Spielberg and Universal Begin Plotting 'Jurassic Park 4'

Ready for another trip to Isla Nublar? Universal and Steven Spielberg hope so, as the famous director has begun to meet with screenwriter Mark Protosevich the discuss ideas for a fourth film in the popular Jurassic Park franchise.

Spielberg, who directed the first two Jurassic Park films and served as an executive producer on the third, must be feeling nostalgic lately – he recently told journalists that he still thinks of making another Jaws movie, and now he’s returning to exploreanother franchise from his past. While it remains doubtful that Spielberg will ever be involved with another shark flick (or that a fifth Jaws film will ever get off the ground), at least Jurassic Park 4 seems like a project with a decent shot at coming to fruition.
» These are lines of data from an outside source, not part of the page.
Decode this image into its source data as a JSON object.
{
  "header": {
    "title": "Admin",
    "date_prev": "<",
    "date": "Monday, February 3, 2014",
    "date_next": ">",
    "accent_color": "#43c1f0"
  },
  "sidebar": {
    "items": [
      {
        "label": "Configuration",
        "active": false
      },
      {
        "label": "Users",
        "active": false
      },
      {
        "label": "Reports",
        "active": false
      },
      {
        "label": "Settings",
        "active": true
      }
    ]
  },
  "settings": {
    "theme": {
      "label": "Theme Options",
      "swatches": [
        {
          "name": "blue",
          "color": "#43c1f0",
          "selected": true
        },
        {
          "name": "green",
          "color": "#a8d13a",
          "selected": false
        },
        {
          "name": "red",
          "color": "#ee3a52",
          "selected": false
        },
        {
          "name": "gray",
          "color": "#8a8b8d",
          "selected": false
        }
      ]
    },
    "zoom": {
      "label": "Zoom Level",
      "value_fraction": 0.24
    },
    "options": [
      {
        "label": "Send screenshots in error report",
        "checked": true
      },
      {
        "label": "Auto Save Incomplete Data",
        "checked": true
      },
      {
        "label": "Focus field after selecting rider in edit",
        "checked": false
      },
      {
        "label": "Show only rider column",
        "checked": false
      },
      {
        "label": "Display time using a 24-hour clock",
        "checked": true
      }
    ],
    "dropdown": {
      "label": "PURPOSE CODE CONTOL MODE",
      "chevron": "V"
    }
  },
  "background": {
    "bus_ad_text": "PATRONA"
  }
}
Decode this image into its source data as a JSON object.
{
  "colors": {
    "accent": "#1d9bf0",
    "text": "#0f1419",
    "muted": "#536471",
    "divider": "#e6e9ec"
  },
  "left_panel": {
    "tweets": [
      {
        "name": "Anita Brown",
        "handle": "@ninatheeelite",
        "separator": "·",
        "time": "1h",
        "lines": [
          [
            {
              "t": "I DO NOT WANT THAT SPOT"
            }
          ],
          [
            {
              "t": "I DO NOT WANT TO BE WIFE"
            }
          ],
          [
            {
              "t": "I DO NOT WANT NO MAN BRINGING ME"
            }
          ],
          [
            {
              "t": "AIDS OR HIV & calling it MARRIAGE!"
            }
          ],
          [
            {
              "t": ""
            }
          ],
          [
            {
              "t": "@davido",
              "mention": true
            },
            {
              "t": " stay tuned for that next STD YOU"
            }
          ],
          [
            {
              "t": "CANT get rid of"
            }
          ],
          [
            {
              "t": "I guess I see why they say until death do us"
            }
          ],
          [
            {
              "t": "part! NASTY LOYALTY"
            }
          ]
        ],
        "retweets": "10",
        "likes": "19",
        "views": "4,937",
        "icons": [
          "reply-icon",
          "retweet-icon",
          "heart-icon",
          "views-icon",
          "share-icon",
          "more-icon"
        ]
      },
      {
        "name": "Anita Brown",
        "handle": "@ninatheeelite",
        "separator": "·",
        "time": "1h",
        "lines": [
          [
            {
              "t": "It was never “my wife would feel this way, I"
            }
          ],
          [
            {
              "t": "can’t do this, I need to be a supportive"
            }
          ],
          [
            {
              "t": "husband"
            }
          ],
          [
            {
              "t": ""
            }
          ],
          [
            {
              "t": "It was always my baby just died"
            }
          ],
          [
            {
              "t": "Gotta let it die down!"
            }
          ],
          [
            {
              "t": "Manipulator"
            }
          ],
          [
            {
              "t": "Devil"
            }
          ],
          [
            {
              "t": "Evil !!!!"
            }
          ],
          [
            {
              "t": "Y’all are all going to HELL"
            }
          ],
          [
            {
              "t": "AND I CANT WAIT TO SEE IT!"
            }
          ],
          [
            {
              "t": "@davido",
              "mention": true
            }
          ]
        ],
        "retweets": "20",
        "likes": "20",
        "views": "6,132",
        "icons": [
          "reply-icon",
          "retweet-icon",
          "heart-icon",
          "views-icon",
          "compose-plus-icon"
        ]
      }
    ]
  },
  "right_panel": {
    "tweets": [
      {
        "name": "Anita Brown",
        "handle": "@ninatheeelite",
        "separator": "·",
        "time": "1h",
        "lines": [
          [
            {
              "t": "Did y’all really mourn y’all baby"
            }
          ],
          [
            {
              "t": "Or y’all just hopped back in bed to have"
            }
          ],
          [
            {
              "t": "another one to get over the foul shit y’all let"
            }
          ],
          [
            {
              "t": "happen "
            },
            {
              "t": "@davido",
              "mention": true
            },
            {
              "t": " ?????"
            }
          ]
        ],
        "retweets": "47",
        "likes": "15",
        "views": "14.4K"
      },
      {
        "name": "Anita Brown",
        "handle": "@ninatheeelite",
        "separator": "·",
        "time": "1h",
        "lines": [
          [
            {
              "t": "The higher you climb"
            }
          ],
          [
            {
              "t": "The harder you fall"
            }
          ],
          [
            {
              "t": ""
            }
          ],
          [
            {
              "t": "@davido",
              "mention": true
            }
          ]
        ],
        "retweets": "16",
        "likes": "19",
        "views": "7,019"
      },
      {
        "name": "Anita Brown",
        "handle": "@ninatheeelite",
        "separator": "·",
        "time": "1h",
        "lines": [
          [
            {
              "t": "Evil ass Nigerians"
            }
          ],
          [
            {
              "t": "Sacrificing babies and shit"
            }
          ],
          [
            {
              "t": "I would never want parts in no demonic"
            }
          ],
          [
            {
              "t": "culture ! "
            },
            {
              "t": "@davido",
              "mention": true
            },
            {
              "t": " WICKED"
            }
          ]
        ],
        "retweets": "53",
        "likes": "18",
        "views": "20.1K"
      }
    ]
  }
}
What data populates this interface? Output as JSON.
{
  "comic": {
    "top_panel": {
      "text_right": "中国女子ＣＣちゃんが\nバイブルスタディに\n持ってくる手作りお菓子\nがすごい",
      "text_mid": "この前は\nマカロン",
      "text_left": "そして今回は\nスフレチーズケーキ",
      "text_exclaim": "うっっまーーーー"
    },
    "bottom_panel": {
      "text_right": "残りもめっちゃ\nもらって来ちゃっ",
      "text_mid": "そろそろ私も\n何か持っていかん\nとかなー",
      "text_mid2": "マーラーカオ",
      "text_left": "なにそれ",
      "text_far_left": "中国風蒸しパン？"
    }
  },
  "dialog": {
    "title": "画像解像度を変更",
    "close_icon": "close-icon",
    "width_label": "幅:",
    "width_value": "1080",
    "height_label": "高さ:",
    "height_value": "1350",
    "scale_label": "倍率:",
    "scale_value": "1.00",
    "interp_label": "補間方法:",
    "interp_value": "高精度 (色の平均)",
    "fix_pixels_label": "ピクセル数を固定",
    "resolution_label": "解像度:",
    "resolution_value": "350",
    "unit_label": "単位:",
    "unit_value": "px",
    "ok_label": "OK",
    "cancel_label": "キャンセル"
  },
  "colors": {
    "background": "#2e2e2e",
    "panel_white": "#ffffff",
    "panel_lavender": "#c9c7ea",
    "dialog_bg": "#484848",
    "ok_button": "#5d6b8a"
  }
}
The director and studio stress that these are very early brainstorming meetings between Spielberg and Protosevich. The duo has a previous relationship, with Protosevich having worked with Spielberg on his planned westernization of Park Chan-Wook’s Oldboy. A series of rights issues eventually killed that project once and for all, but apparently the two enjoyed working together and have teamed up for this project.
The original JP debuted back in 1993. Based on a Michael Crichton novel, the film is remembered for its incredible (at the time) visual effects, which paraded amazingly realistic looking dinosaurs across the screen. The title, along with James Cameron’s Terminator 2, is an important piece of film history if only because it showed what was possible using computer-generated imagery with old school special effects.
The first two films in the series raked in big bucks at the box office, but the third installment – released back in 2001 – didn’t do nearly as well, essentially stopping the series dead in its tracks. This is already leading to speculation that a new Jurassic Park film could be a potential rebooting of the franchise and not just another sequel. It makes sense on some levels – with today’s movie technology and the emergence of 3-D, a remake or reimagining of the original film could be visually impressive. The question is will audiences care? 3-D numbers are down this summer, leading many to wonder if the technology is losing its appeal with viewers.
The bigger question is who would helm such a project? While Spielberg is involved in these early story discussions, it seems unlikely that he’d get back behind the camera to make a new Jurassic Park – although Universal would almost assuredly love it if he did. Only time will tell – but we’ll keep you posted as new Jurassic Park 4 news comes to light.